In zijn jaszak begon iets te zoemen en Patrik keek op het display om te zien wie er belde. Kjell Ringholm van de Bohusläningen. Vermoedelijk had hij nog wat vragen naar aanleiding van de persconferentie. Dat moest maar even wachten. Patrik drukte het gesprek weg en richtte zijn aandacht weer op zijn collega’s.
‘Gösta. Jij en ik gaan naar Valö. Voordat we de vijf jongens gaan verhoren, moeten we uitzoeken of Anna en Ebba niets mankeert en Mårten een paar vragen stellen. Paula, wil jij kijken of je iets meer over Leons vader kunt vinden?’ Hij was even stil toen zijn blik op Mellberg viel. Waar zou hij zo min mogelijk schade kunnen aanrichten? Op zich deed Mellberg bij voorkeur zo weinig mogelijk, maar hij moest zich niet aan de kant gezet voelen. ‘Bertil, zoals gebruikelijk ben jij de meest aangewezen persoon om de druk van de media te hanteren. Vind je het erg om op het bureau te blijven voor het geval de pers contact zoekt?’
Mellbergs gezicht lichtte op. ‘Natuurlijk niet. Ik heb jarenlange ervaring met journalisten. Dus dat is een fluitje van een cent.’
Patrik zuchtte inwendig. De prijs om alles soepeltjes te laten verlopen was hoog.
‘Mag ik niet mee naar Valö?’ vroeg Erica. Ze had haar mobieltje nog altijd krampachtig vast.
Patrik schudde zijn hoofd. ‘Geen denken aan.’
‘Maar ik zou echt mee moeten gaan. Stel dat er iets is gebeurd…’
‘Dit is niet bespreekbaar,’ zei Patrik en hij hoorde zelf dat hij onnodig scherp klonk. ‘Sorry, maar het is echt beter als wij dit afhandelen,’ voegde hij eraan toe, en hij omhelsde haar.
Erica knikte onwillig en liep toen de kamer uit om naar huis te gaan. Hij volgde haar met zijn blik, pakte zijn telefoon en belde Victor. Nadat de telefoon acht keer was overgegaan, sloeg de voicemail aan.
‘Er wordt niet opgenomen bij de Reddingsbrigade. Dat zul je altijd zien. Net nu onze boot kennelijk bij Valö ligt.’
Bij de deur was een kuchje te horen.
‘Ik kan helaas nergens naartoe. Ik krijg de auto niet aan de praat.’

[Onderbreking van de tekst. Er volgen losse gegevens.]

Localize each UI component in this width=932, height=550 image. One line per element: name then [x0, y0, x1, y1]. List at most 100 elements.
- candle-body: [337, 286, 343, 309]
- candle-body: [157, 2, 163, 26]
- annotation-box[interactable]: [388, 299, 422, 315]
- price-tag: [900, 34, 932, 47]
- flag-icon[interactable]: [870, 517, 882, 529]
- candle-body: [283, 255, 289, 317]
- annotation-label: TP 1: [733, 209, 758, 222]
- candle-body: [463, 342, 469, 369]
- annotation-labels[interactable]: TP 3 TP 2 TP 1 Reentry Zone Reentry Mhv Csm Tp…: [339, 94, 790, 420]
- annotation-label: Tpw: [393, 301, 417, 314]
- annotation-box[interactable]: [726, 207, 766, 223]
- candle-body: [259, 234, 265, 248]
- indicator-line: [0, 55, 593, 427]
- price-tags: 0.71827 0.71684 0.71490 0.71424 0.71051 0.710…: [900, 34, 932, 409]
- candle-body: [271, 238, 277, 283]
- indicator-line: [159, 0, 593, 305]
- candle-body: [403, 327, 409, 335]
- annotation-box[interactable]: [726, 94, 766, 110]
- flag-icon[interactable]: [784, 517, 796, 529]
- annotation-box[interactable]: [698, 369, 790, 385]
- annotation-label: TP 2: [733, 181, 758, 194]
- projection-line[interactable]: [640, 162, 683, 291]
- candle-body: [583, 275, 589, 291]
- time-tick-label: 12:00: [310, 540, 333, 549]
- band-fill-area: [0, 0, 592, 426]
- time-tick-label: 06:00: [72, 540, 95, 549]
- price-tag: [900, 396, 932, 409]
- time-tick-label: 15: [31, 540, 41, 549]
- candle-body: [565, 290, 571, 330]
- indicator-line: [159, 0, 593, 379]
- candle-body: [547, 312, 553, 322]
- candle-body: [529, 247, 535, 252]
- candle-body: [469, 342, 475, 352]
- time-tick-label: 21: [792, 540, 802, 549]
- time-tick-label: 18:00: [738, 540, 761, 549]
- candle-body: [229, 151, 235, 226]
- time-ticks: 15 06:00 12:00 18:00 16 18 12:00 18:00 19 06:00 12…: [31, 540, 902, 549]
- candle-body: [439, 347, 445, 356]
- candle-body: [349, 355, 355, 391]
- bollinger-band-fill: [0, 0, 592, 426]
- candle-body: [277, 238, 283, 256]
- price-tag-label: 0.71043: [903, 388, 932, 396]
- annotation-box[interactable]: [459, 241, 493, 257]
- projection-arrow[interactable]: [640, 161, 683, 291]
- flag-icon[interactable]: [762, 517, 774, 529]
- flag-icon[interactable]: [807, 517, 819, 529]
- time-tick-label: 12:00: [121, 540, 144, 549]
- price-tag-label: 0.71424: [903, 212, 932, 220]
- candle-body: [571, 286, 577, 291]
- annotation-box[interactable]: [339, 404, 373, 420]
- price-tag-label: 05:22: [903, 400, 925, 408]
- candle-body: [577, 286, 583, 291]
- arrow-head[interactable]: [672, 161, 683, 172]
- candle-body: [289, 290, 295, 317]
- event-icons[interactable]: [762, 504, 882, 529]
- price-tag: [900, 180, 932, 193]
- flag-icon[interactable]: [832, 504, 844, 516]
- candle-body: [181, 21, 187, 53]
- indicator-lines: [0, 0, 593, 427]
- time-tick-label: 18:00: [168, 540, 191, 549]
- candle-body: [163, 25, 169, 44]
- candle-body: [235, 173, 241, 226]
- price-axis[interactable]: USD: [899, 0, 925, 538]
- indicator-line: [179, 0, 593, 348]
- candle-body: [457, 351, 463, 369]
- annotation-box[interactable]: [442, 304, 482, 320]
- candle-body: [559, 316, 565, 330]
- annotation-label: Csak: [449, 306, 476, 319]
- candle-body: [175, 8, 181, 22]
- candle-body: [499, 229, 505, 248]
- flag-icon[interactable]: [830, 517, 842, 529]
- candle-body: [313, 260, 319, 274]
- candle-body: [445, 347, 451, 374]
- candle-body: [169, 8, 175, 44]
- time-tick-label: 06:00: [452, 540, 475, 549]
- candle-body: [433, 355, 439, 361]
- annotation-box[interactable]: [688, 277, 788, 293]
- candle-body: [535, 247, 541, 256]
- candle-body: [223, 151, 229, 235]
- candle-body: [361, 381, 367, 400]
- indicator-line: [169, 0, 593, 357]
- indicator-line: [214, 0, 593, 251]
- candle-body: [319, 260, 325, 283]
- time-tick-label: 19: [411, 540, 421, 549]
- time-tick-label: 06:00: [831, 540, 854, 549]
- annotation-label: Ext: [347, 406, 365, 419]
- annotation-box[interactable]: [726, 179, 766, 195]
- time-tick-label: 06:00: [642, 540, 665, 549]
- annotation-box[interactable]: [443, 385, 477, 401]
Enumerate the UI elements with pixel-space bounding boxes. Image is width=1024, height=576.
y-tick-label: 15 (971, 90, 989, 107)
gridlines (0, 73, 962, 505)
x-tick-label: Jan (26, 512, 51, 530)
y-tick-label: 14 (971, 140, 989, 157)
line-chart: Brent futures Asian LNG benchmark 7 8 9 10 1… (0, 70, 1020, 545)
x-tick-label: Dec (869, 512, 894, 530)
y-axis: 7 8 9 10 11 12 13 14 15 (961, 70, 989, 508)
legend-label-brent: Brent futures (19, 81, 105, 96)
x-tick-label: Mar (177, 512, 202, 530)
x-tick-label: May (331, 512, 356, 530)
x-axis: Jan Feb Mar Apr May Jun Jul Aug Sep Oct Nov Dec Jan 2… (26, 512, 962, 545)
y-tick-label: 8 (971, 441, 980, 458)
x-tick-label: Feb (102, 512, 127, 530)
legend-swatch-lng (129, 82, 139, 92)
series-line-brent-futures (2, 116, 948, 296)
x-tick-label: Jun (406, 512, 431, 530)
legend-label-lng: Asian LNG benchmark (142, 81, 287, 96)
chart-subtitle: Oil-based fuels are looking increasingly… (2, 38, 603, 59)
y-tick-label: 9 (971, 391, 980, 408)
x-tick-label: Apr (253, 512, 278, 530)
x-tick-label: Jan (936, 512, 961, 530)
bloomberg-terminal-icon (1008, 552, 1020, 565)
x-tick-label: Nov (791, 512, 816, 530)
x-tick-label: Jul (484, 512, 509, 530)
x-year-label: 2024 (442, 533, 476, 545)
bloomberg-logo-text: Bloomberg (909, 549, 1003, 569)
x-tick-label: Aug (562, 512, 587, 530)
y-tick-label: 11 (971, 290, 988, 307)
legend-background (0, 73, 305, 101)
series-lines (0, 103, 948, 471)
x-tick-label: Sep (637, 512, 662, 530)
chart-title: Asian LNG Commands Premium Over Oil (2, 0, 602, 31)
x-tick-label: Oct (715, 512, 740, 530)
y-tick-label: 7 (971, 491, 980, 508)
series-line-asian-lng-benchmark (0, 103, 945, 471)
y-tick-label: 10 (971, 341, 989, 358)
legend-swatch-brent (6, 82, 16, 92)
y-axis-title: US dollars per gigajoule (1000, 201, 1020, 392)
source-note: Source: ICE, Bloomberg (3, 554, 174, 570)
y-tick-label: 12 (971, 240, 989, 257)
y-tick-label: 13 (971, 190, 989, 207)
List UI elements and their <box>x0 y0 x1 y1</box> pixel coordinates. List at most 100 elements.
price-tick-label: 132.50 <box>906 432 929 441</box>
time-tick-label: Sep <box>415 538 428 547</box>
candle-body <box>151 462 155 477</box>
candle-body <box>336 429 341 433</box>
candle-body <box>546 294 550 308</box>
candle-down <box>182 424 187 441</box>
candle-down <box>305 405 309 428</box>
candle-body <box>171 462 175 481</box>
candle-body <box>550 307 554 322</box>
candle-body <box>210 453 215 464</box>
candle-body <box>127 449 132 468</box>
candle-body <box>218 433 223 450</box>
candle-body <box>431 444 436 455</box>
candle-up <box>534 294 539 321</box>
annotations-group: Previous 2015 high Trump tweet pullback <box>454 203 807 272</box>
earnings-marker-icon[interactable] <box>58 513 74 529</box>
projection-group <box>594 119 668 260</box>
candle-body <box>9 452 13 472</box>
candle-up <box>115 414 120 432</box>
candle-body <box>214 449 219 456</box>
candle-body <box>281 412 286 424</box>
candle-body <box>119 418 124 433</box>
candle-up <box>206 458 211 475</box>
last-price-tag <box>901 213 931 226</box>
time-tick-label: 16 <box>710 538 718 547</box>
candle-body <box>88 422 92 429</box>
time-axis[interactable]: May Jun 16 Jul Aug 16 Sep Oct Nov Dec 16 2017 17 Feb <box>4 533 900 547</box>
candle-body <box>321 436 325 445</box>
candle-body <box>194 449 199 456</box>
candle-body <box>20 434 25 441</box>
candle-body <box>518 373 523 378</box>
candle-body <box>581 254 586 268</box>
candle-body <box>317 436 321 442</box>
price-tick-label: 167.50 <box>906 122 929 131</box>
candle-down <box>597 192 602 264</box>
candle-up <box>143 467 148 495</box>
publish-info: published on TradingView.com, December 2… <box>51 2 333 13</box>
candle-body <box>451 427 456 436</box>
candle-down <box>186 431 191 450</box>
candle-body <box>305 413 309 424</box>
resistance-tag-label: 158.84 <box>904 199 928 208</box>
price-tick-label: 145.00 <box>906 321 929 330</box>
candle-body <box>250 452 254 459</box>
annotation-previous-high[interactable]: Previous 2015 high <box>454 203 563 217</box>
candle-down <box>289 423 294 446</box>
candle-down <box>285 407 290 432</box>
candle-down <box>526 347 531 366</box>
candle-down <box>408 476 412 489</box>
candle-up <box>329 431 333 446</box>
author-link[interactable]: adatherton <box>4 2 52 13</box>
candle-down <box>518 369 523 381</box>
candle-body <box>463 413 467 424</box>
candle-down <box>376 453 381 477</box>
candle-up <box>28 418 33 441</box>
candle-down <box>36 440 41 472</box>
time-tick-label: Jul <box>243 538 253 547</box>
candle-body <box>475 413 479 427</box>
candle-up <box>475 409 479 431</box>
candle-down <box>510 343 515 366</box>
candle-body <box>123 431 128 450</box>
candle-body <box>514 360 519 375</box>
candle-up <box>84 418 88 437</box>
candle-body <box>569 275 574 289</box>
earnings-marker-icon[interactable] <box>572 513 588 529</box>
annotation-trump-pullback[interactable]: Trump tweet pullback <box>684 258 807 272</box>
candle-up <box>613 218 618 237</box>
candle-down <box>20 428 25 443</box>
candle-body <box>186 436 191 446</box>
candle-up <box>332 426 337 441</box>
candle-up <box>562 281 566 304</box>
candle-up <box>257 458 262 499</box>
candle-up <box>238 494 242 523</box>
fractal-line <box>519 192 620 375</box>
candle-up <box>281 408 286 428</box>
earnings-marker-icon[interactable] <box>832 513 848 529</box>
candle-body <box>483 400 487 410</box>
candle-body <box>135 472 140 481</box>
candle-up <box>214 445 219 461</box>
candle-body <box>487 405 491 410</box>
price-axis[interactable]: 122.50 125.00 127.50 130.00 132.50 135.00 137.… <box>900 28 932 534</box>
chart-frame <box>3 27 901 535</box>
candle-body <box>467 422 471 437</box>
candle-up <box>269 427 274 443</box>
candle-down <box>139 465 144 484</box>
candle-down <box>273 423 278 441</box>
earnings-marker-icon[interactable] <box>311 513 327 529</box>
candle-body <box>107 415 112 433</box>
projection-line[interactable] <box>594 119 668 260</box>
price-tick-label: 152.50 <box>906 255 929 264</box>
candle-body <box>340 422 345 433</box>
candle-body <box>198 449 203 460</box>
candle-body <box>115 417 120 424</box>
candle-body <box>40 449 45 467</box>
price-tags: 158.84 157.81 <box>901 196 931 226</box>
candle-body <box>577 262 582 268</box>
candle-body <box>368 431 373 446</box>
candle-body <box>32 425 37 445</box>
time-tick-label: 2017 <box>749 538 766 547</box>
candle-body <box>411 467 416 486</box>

Patrik keek zijn echtgenote twijfelend aan. ‘Wat gek. Misschien kun jij haar even brengen, Gösta. Dan kan ik hier wat dingen afronden. We moeten hoe dan ook op een boot wachten.’
‘Dat is best,’ zei Gösta, zonder Erica aan te kijken.
‘Goed, dan zie ik je straks in de haven. Probeer jij Victor te bereiken?’
‘Natuurlijk,’ zei Gösta.
Opnieuw zoemde er iets in zijn zak en Patrik keek in een reflex op het display. Kjell Ringholm. Hij kon net zo goed opnemen.
‘Oké, dan doet iedereen wat hij of zij moet doen,’ zei hij en hij drukte op ‘Opnemen’ terwijl de anderen de kamer uit liepen. ‘Met Hedström,’ zei hij zuchtend. Hij mocht Kjell graag, maar op dit moment had hij geen tijd voor journalisten.